Announcement for the next
Informal Seminar
Jose Raul Naranjo
University Medical Center Freiburg
Department of Environmental Health Sciences
Freiburg, Germany
EEG OF REACHING PREPARATION: DYNAMICS OF THE FRONTOPARIETAL NETWORK

Thursday, January 29th, 2009
14:00 h sharp
Library, 1st floor
BCCN Building
Hansastr. 9a
Abstract:
Visuomotor transformation processes are essential when accurate reaching movements towards a visual target have to be performed. In contrast, those transformations are not needed for similar, but non-visually-guided, arm movements. According to previous studies, these transformations are carried out by neuronal populations located in the parietal and frontal cortical areas (the so-called "dorsal visual stream"). However, it is still debated whether these processes are mediated by the sequential and/or parallel activation of the frontoparietal areas. To investigate this issue, we designed a task where the same visual cue could represent either the target of a reaching/pointing movement or the go-signal for a similar but non-targeting arm movement.
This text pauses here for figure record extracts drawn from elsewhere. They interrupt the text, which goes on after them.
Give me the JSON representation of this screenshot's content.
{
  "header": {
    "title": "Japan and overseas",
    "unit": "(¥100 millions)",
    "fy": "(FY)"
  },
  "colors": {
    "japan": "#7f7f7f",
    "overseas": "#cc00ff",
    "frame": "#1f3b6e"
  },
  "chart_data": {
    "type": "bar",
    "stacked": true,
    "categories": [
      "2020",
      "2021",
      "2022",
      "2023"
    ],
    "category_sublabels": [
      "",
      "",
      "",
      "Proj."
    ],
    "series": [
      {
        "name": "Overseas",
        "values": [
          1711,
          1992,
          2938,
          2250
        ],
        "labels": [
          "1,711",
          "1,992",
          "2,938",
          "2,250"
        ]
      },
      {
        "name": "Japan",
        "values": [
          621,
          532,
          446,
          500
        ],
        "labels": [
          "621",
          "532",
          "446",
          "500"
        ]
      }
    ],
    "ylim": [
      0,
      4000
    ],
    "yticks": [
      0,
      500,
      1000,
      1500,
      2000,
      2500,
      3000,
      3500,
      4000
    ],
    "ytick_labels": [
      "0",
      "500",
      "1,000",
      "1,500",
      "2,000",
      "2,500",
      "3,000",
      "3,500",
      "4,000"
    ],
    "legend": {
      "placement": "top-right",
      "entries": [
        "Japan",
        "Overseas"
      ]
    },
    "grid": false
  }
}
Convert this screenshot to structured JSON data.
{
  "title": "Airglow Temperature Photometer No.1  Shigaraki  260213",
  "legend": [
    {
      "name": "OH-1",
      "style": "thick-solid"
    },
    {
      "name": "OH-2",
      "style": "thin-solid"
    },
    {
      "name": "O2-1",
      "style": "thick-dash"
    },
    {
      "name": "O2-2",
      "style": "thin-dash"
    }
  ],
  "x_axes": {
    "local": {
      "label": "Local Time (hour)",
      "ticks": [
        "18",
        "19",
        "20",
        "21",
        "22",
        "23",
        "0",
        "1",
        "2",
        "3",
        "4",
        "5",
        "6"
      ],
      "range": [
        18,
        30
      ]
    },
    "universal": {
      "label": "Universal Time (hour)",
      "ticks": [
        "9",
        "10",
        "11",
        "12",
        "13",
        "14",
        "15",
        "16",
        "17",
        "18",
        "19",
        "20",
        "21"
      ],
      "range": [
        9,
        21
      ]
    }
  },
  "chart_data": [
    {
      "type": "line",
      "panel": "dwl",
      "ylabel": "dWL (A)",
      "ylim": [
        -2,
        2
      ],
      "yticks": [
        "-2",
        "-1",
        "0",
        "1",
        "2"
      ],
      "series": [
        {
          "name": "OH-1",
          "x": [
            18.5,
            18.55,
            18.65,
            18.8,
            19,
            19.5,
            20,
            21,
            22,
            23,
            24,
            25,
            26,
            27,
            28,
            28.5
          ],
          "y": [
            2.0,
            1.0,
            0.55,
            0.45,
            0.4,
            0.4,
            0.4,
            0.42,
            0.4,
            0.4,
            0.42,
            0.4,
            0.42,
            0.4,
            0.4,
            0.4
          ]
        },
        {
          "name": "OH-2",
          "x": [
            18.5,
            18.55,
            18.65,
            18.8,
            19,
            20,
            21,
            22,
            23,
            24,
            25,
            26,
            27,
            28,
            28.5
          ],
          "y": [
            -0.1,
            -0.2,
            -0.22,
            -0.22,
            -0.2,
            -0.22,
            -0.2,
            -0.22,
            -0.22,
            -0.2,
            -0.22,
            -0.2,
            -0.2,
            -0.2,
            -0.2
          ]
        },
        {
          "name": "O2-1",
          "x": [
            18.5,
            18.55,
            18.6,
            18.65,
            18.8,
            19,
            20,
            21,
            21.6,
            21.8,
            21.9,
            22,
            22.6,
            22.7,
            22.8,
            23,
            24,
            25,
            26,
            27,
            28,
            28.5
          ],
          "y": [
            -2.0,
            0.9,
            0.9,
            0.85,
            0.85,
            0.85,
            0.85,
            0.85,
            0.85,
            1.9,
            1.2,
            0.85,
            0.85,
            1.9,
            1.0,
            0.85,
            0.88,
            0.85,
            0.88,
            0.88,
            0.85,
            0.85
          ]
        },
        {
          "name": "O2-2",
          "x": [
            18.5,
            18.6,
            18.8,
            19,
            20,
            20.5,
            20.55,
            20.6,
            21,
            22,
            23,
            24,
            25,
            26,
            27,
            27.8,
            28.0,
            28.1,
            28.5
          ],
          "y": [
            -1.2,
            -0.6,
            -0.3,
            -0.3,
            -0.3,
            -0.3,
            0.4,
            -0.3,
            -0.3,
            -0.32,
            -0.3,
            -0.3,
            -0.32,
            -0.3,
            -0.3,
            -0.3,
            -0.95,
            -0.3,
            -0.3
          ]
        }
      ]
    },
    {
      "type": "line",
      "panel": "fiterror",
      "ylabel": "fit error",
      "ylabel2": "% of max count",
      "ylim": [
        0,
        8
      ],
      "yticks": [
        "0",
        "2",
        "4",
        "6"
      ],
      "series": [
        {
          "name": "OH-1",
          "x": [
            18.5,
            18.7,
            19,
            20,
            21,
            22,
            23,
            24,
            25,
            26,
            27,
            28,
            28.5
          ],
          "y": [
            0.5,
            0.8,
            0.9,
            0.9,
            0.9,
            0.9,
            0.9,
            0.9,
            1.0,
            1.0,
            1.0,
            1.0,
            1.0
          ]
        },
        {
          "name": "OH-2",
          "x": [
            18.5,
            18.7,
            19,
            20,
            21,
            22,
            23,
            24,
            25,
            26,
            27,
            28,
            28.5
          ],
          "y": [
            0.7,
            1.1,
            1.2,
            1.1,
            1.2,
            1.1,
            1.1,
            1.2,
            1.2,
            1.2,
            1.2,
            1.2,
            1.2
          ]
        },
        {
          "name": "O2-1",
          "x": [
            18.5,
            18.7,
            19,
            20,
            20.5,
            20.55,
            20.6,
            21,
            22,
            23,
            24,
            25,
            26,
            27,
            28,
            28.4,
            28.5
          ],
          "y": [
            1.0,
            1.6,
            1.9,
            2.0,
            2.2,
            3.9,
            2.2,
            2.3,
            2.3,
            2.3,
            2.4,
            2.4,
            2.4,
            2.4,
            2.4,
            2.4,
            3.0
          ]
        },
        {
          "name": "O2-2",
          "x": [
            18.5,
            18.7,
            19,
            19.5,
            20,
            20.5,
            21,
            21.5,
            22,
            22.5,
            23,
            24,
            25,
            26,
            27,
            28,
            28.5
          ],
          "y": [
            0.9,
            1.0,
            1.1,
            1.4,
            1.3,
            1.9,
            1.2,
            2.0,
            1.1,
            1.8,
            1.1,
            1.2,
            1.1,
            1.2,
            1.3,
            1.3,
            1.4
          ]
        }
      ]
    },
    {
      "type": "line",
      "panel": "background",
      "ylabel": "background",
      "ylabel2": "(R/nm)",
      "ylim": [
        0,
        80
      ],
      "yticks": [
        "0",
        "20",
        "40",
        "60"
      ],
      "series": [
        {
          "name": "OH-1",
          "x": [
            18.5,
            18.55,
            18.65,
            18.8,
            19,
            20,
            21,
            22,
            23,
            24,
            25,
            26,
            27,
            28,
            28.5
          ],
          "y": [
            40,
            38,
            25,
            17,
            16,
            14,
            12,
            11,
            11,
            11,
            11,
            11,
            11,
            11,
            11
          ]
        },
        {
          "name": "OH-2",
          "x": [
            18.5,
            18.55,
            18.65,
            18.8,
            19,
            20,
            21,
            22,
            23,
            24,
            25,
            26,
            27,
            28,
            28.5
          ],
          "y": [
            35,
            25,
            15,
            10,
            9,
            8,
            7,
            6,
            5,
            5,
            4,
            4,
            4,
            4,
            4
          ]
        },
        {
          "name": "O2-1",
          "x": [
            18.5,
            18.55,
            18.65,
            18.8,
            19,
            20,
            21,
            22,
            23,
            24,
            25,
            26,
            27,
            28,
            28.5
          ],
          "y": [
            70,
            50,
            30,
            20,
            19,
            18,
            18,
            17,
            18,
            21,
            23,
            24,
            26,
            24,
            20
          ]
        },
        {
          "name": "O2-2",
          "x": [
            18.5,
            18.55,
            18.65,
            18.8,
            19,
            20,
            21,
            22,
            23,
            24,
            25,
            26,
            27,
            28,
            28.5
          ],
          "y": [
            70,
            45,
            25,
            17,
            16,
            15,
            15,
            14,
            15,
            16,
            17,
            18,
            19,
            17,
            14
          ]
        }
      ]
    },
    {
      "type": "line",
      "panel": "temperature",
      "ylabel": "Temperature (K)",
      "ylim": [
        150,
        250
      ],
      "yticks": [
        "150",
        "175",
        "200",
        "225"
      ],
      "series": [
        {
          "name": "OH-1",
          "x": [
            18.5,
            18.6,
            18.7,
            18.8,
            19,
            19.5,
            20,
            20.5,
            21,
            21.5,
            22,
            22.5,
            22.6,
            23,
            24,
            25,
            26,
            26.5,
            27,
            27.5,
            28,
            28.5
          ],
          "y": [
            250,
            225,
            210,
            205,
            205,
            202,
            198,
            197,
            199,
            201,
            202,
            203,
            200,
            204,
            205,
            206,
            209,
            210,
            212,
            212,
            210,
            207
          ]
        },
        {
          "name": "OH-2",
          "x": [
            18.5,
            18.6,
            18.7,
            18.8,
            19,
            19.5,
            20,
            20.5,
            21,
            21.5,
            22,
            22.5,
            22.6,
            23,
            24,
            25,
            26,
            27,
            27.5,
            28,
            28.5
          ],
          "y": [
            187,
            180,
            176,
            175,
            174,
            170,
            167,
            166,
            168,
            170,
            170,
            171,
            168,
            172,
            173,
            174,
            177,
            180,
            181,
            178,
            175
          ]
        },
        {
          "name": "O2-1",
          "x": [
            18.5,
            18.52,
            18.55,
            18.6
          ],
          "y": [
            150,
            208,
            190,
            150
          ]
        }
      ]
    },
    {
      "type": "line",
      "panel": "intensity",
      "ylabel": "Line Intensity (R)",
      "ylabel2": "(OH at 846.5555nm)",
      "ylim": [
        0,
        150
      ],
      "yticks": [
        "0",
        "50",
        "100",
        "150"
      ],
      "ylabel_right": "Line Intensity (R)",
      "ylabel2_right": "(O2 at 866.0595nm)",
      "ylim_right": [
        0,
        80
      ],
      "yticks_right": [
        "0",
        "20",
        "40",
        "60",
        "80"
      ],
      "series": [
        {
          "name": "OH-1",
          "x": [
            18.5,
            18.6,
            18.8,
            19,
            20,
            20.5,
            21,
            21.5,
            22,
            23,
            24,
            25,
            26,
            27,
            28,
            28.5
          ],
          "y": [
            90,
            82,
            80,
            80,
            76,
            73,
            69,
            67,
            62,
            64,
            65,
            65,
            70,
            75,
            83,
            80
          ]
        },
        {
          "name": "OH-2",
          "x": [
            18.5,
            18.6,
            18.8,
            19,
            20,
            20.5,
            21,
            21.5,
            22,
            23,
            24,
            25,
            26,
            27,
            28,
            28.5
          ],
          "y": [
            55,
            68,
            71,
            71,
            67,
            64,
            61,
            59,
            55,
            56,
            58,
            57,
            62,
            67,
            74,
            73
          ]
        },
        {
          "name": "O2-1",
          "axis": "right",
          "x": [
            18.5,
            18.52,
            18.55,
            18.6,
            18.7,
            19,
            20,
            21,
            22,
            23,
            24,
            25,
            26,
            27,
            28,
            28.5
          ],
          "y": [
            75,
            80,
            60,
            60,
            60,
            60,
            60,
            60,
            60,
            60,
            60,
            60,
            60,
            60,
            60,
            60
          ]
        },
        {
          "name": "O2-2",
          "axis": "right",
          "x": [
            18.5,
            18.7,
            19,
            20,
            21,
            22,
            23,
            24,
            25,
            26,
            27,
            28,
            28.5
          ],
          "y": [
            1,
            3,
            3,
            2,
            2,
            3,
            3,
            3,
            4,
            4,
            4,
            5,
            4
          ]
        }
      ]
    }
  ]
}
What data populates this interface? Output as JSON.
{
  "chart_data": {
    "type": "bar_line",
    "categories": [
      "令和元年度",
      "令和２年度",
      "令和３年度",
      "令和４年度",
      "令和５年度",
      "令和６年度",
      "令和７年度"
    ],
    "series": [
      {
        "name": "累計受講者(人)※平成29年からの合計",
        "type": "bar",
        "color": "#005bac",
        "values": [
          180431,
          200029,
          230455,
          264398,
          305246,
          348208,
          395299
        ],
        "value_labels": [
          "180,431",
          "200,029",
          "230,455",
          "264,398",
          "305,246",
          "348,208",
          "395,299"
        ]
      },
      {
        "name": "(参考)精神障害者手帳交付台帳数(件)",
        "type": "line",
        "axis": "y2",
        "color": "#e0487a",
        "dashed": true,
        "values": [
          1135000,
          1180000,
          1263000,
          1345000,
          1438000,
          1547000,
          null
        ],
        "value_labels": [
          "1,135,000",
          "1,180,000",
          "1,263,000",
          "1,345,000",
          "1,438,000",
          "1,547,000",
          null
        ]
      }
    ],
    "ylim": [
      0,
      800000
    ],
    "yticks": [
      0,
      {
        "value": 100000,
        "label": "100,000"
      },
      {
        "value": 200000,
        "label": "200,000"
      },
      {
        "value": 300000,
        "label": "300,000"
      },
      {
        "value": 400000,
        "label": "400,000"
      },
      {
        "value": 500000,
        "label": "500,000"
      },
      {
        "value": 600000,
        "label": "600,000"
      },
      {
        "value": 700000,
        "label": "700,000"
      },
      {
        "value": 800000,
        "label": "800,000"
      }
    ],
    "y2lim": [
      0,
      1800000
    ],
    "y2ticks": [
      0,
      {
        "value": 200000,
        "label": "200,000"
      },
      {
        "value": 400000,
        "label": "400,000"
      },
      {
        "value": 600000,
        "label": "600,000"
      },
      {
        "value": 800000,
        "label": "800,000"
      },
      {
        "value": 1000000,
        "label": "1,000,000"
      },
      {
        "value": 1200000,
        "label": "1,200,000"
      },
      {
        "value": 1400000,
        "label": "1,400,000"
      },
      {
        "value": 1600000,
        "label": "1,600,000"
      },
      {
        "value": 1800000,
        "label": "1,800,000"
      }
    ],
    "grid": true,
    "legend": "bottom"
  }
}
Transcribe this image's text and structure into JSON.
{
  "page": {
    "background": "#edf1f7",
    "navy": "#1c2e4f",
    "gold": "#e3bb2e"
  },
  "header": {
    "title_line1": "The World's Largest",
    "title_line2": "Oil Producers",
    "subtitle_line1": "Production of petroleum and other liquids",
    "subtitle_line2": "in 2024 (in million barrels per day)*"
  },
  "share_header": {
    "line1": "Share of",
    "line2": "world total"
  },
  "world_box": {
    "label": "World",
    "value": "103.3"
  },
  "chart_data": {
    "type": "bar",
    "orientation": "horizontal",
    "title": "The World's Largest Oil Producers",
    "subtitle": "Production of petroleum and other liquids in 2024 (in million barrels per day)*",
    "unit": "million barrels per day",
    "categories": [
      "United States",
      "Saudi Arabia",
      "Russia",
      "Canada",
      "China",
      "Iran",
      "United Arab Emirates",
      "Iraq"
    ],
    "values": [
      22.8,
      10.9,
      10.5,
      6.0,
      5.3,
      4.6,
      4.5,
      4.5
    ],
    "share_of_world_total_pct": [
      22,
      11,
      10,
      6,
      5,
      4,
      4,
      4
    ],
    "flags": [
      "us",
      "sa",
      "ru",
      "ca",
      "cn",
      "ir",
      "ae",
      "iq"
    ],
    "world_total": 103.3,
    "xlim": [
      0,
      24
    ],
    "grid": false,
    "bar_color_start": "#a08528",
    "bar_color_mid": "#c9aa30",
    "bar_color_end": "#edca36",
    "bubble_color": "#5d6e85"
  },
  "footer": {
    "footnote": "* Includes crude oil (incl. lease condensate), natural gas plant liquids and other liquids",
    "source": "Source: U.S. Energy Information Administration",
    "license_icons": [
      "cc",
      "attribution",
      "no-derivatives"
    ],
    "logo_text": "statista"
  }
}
By subtracting the event-related potentials (ERPs) recorded from healthy subjects performing the two conditions, we identified the brain processes underlying the visuomotor transformations needed for accurate reaching/pointing movements. We then localized the generators by means of cortical current density (CCD) reconstruction and studied their dynamics from visual cue presentation to movement onset. The results showed simultaneous activation of the parietal and frontal areas from 140 to 260 ms. The results are interpreted as neural correlates of two critical phases of visuomotor integration, namely target selection and movement selection. Our findings suggest that the visuomotor transformation processes required for correct reaching/pointing movements do not rely on a purely sequential activation of the frontoparietal areas, but mainly on a parallel information processing system, where feedback circuits play an important role before movement onset.
The talk is open to the public. Guests are cordially invited!